Dans un contexte marqué par une forte dépendance aux importations alimentaires, la question de la valorisation du riz local s’impose avec acuité. C’est autour de cette problématique stratégique que s’est tenu récemment un dîner-débat réunissant acteurs de la filière, décideurs et opérateurs économiques. Parmi les voix les plus engagées, celle de HAMADOU WADJIRI, président du conseil d’administration de la coopérative LOGONE-RIZ à Yagoua, a particulièrement retenu l’attention.

Pour ce grand producteur et transformateur, l’enjeu est clair : produire ne suffit plus, il faut vendre. Or, le principal obstacle réside dans l’accès au marché. « Le circuit de distribution est totalement verrouillé par les importateurs », déplore-t-il, dressant le portrait d’un système où le riz local peine à se frayer un chemin jusqu’au consommateur.
Face à cette réalité, des pistes de solutions ont émergé au cours des échanges.

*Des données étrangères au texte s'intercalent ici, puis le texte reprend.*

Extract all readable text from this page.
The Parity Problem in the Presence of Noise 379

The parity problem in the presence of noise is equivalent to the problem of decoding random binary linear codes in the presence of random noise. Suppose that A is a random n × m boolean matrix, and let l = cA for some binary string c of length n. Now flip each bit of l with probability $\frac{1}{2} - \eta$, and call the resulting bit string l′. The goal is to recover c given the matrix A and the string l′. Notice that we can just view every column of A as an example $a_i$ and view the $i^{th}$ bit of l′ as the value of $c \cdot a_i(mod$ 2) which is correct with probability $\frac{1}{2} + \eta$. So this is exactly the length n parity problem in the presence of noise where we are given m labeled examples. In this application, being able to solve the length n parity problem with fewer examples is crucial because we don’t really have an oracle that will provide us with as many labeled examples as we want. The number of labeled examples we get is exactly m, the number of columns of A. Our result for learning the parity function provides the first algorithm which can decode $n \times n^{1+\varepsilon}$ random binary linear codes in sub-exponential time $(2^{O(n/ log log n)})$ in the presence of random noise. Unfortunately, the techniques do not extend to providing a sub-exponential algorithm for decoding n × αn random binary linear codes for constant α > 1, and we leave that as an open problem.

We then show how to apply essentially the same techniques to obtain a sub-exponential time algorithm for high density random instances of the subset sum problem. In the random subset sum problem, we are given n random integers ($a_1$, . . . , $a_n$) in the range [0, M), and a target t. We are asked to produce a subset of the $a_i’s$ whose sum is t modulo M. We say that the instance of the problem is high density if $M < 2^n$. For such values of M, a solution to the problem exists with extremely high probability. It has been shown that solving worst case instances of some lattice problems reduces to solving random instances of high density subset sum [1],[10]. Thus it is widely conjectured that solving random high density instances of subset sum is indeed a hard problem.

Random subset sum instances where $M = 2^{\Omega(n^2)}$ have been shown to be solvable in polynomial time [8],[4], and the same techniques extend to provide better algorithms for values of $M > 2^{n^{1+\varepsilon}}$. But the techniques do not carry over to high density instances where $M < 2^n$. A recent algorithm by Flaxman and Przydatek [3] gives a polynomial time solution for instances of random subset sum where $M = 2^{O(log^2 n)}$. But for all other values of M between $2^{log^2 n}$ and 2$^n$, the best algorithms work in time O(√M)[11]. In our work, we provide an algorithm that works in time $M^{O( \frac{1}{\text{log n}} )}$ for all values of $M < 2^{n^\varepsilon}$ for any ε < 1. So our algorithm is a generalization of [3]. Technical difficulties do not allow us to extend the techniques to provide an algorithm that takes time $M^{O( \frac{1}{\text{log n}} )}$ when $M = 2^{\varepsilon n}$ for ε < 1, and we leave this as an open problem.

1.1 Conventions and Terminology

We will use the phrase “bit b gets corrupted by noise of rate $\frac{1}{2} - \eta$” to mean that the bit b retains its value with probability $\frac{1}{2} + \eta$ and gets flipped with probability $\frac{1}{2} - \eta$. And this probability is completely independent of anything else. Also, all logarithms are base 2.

L’une des propositions phares retenues par M. WADJIRI :”il faudrait imposer aux importateurs un quota de riz local dans leur circuit de distribution”. Une mesure qui, selon lui si elle est adoptée, pourrait contribuer à rééquilibrer le marché et offrir une visibilité accrue à la production nationale.
Autre levier évoqué : l’appui de l’État à travers une subvention directe. “L’idée serait d’accorder une aide de 50 FCFA par kilogramme de riz local mis sur le marché, à l’image de l’initiative mise en œuvre au Sénégal. Une telle mesure permettrait de rendre le riz local plus compétitif face aux produits importés, souvent perçus comme plus accessibles”.

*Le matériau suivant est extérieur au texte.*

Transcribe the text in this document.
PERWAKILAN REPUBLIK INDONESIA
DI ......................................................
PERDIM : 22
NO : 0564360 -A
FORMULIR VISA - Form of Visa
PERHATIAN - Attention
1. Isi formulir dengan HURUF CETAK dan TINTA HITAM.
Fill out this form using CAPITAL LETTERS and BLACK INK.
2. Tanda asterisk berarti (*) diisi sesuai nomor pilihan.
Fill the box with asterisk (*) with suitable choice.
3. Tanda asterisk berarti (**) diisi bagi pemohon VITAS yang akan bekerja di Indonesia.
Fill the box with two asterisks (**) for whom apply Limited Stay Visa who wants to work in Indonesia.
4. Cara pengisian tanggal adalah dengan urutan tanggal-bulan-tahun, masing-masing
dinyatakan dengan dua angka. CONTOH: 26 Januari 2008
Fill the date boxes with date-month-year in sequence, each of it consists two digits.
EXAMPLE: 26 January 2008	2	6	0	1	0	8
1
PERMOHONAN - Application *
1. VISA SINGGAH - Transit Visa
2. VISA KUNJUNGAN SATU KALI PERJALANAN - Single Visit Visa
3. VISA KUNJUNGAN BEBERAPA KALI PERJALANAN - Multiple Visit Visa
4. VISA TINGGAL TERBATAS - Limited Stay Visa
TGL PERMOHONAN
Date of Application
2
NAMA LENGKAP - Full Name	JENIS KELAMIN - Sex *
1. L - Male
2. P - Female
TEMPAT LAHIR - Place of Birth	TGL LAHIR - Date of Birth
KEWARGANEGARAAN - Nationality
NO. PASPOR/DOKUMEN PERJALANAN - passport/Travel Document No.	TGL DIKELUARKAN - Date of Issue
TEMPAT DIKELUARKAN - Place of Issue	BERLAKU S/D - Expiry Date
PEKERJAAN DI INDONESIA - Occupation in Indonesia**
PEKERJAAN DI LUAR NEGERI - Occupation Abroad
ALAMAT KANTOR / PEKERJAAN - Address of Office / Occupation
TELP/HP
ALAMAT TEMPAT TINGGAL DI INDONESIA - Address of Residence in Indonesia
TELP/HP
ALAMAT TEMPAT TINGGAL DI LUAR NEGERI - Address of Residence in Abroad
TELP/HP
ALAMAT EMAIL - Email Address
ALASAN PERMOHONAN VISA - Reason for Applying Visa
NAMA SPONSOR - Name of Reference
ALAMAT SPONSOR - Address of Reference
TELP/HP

Mais au-delà des mécanismes économiques, c’est aussi sur le terrain des mentalités que se joue la bataille. Pour le PCA de LOGONE-RIZ , il est impératif de réconcilier les Camerounais avec leur production locale. « Il faut promouvoir notre riz, faire comprendre qu’il est excellent », insiste-t-il. Il oppose ainsi un riz local « naturel, sans ajouts chimiques » à un riz importé qu’il qualifie, sans détour, de « déchet de dernière catégorie ».

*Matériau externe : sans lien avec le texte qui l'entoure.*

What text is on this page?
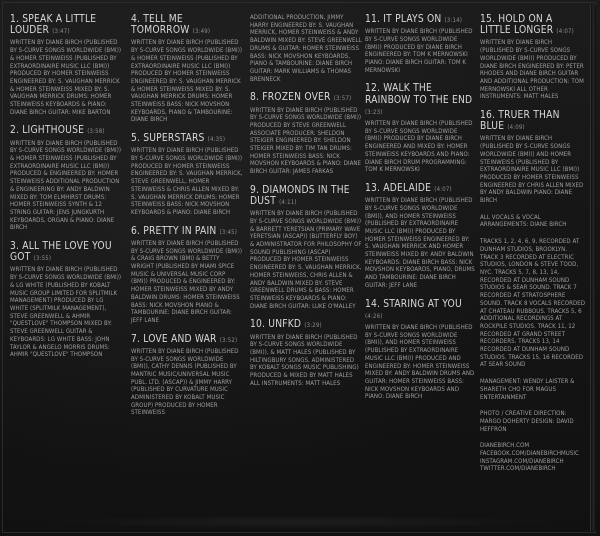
1. SPEAK A LITTLE LOUDER (3:47)

WRITTEN BY DIANE BIRCH (PUBLISHED BY S-CURVE SONGS WORLDWIDE (BMI)) & HOMER STEINWEISS (PUBLISHED BY EXTRAORDINAIRE MUSIC LLC (BMI)) PRODUCED BY HOMER STEINWEISS ENGINEERED BY: S. VAUGHAN MERRICK & HOMER STEINWEISS MIXED BY: S. VAUGHAN MERRICK DRUMS: HOMER STEINWEISS KEYBOARDS & PIANO: DIANE BIRCH GUITAR: MIKE BARTON

2. LIGHTHOUSE (3:58)

WRITTEN BY DIANE BIRCH (PUBLISHED BY S-CURVE SONGS WORLDWIDE (BMI)) & HOMER STEINWEISS (PUBLISHED BY EXTRAORDINAIRE MUSIC LLC (BMI)) PRODUCED & ENGINEERED BY: HOMER STEINWEISS ADDITIONAL PRODUCTION & ENGINEERING BY: ANDY BALDWIN MIXED BY: TOM ELMHIRST DRUMS: HOMER STEINWEISS SYNTH & 12 STRING GUITAR: JENS JUNGKURTH KEYBOARDS, ORGAN & PIANO: DIANE BIRCH

3. ALL THE LOVE YOU GOT (3:55)

WRITTEN BY DIANE BIRCH (PUBLISHED BY S-CURVE SONGS WORLDWIDE (BMI)) & LG WHITE (PUBLISHED BY KOBALT MUSIC GROUP LIMITED FOR SPLITMILK MANAGEMENT) PRODUCED BY LG WHITE (SPLITMILK MANAGEMENT), STEVE GREENWELL & AHMIR "QUESTLOVE" THOMPSON MIXED BY: STEVE GREENWELL GUITAR & KEYBOARDS: LG WHITE BASS: JOHN TAYLOR & ANGELO MORRIS DRUMS: AHMIR "QUESTLOVE" THOMPSON

4. TELL ME TOMORROW (3:49)

WRITTEN BY DIANE BIRCH (PUBLISHED BY S-CURVE SONGS WORLDWIDE (BMI)) & HOMER STEINWEISS (PUBLISHED BY EXTRAORDINAIRE MUSIC LLC (BMI)) PRODUCED BY HOMER STEINWEISS ENGINEERED BY: S. VAUGHAN MERRICK & HOMER STEINWEISS MIXED BY: S. VAUGHAN MERRICK DRUMS: HOMER STEINWEISS BASS: NICK MOVSHON KEYBOARDS, PIANO & TAMBOURINE: DIANE BIRCH

5. SUPERSTARS (4:35)

WRITTEN BY DIANE BIRCH (PUBLISHED BY S-CURVE SONGS WORLDWIDE (BMI)) PRODUCED BY HOMER STEINWEISS ENGINEERED BY: S. VAUGHAN MERRICK, STEVE GREENWELL, HOMER STEINWEISS & CHRIS ALLEN MIXED BY: S. VAUGHAN MERRICK DRUMS: HOMER STEINWEISS BASS: NICK MOVSHON KEYBOARDS & PIANO: DIANE BIRCH

6. PRETTY IN PAIN (3:45)

WRITTEN BY DIANE BIRCH (PUBLISHED BY S-CURVE SONGS WORLDWIDE (BMI)) & CRAIG BROWN (BMI) & BETTY WRIGHT (PUBLISHED BY MIAMI SPICE MUSIC & UNIVERSAL MUSIC CORP (BMI)) PRODUCED & ENGINEERED BY: HOMER STEINWEISS MIXED BY ANDY BALDWIN DRUMS: HOMER STEINWEISS BASS: NICK MOVSHON PIANO & TAMBOURINE: DIANE BIRCH GUITAR: JEFF LANE

7. LOVE AND WAR (3:52)

WRITTEN BY DIANE BIRCH (PUBLISHED BY S-CURVE SONGS WORLDWIDE (BMI)), CATHY DENNIS (PUBLISHED BY MANTRIC MUSIC/UNIVERSAL MUSIC PUBL. LTD. (ASCAP)) & JIMMY HARRY (PUBLISHED BY CURVATURE MUSIC ADMINISTERED BY KOBALT MUSIC GROUP) PRODUCED BY HOMER STEINWEISS

ADDITIONAL PRODUCTION, JIMMY HARRY ENGINEERED BY: S. VAUGHAN MERRICK, HOMER STEINWEISS & ANDY BALDWIN MIXED BY: STEVE GREENWELL DRUMS & GUITAR: HOMER STEINWEISS BASS: NICK MOVSHON KEYBOARDS, PIANO & TAMBOURINE: DIANE BIRCH GUITAR: MARK WILLIAMS & THOMAS BRENNECK

8. FROZEN OVER (3:57)

WRITTEN BY DIANE BIRCH (PUBLISHED BY S-CURVE SONGS WORLDWIDE (BMI)) PRODUCED BY STEVE GREENWELL ASSOCIATE PRODUCER: SHELDON STEIGER ENGINEERED BY: SHELDON STEIGER MIXED BY: TIM TAN DRUMS: HOMER STEINWEISS BASS: NICK MOVSHON KEYBOARDS & PIANO: DIANE BIRCH GUITAR: JAMES FARKAS

9. DIAMONDS IN THE DUST (4:11)

WRITTEN BY DIANE BIRCH (PUBLISHED BY S-CURVE SONGS WORLDWIDE (BMI)) & BARRETT YERETSIAN (PRIMARY WAVE YERETSIAN (ASCAP)) (BUTTERFLY BOY) & ADMINISTRATOR FOR PHILOSOPHY OF SOUND PUBLISHING (ASCAP) PRODUCED BY HOMER STEINWEISS ENGINEERED BY: S. VAUGHAN MERRICK, HOMER STEINWEISS, CHRIS ALLEN & ANDY BALDWIN MIXED BY: STEVE GREENWELL DRUMS & BASS: HOMER STEINWEISS KEYBOARDS & PIANO: DIANE BIRCH GUITAR: LUKE O'MALLEY

10. UNFKD (3:29)

WRITTEN BY DIANE BIRCH (PUBLISHED BY S-CURVE SONGS WORLDWIDE (BMI)), & MATT HALES (PUBLISHED BY HILTINGBURY SONGS, ADMINISTERED BY KOBALT SONGS MUSIC PUBLISHING) PRODUCED & MIXED BY MATT HALES ALL INSTRUMENTS: MATT HALES

11. IT PLAYS ON (3:14)

WRITTEN BY DIANE BIRCH (PUBLISHED BY S-CURVE SONGS WORLDWIDE (BMI)) PRODUCED BY DIANE BIRCH ENGINEERED BY: TOM K MERNOWSKI PIANO: DIANE BIRCH GUITAR: TOM K MERNOWSKI

12. WALK THE RAINBOW TO THE END (3:23)

WRITTEN BY DIANE BIRCH (PUBLISHED BY S-CURVE SONGS WORLDWIDE (BMI)) PRODUCED BY DIANE BIRCH ENGINEERED AND MIXED BY: HOMER STEINWEISS KEYBOARDS AND PIANO: DIANE BIRCH DRUM PROGRAMMING: TOM K MERNOWSKI

13. ADELAIDE (4:07)

WRITTEN BY DIANE BIRCH (PUBLISHED BY S-CURVE SONGS WORLDWIDE (BMI)), AND HOMER STEINWEISS (PUBLISHED BY EXTRAORDINAIRE MUSIC LLC (BMI)) PRODUCED BY HOMER STEINWEISS ENGINEERED BY: S. VAUGHAN MERRICK AND HOMER STEINWEISS MIXED BY: ANDY BALDWIN KEYBOARDS: DIANE BIRCH BASS: NICK MOVSHON KEYBOARDS, PIANO, DRUMS AND TAMBOURINE: DIANE BIRCH GUITAR: JEFF LANE

14. STARING AT YOU (4:26)

WRITTEN BY DIANE BIRCH (PUBLISHED BY S-CURVE SONGS WORLDWIDE (BMI)), AND HOMER STEINWEISS (PUBLISHED BY EXTRAORDINAIRE MUSIC LLC (BMI)) PRODUCED AND ENGINEERED BY: HOMER STEINWEISS MIXED BY: ANDY BALDWIN DRUMS AND GUITAR: HOMER STEINWEISS BASS: NICK MOVSHON KEYBOARDS AND PIANO: DIANE BIRCH

15. HOLD ON A LITTLE LONGER (4:07)

WRITTEN BY DIANE BIRCH (PUBLISHED BY S-CURVE SONGS WORLDWIDE (BMI)) PRODUCED BY DIANE BIRCH ENGINEERED BY: PETER RHODES AND DIANE BIRCH GUITAR AND ADDITIONAL PRODUCTION: TOM MERNOWSKI ALL OTHER INSTRUMENTS: MATT HALES

16. TRUER THAN BLUE (4:09)

WRITTEN BY DIANE BIRCH (PUBLISHED BY S-CURVE SONGS WORLDWIDE (BMI)) AND HOMER STEINWEISS (PUBLISHED BY EXTRAORDINAIRE MUSIC LLC (BMI)) PRODUCED BY HOMER STEINWEISS ENGINEERED BY CHRIS ALLEN MIXED BY ANDY BALDWIN PIANO: DIANE BIRCH

ALL VOCALS & VOCAL ARRANGEMENTS: DIANE BIRCH

TRACKS 1, 2, 4, 6, 9, RECORDED AT DUNHAM STUDIOS, BROOKLYN. TRACK 3 RECORDED AT ELECTRIC STUDIOS, LONDON & STEVE TOOD, NYC. TRACKS 5, 7, 8, 13, 14, RECORDED AT DUNHAM SOUND STUDIOS & SEAR SOUND. TRACK 7 RECORDED AT STRATOSPHERE SOUND. TRACK 8 VOCALS RECORDED AT CHATEAU RUBBOUS. TRACKS 5, 6 ADDITIONAL RECORDINGS AT ROCKPILE STUDIOS. TRACK 11, 12 RECORDED AT GRAND STREET RECORDERS. TRACKS 13, 14 RECORDED AT DUNHAM SOUND STUDIOS. TRACKS 15, 16 RECORDED AT SEAR SOUND

MANAGEMENT: WENDY LAISTER & SHARETH CHO FOR MAGUS ENTERTAINMENT

PHOTO / CREATIVE DIRECTION: MARGO DOHERTY DESIGN: DAVID HEFFRON

DIANEBIRCH.COM FACEBOOK.COM/DIANEBIRCHMUSIC INSTAGRAM.COM/DIANEBIRCH TWITTER.COM/DIANEBIRCH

Le dîner-débat est ainsi apparu comme une étape dans un processus plus vaste, où producteurs, pouvoirs publics et consommateurs du riz camerounais sont appelés à redéfinir ensemble les contours d’un marché plus équitable.
Au fond, la question du riz dépasse le simple cadre agricole. Elle touche à l’économie, à la culture et à l’identité alimentaire. Et dans cette arène, chaque grain compte.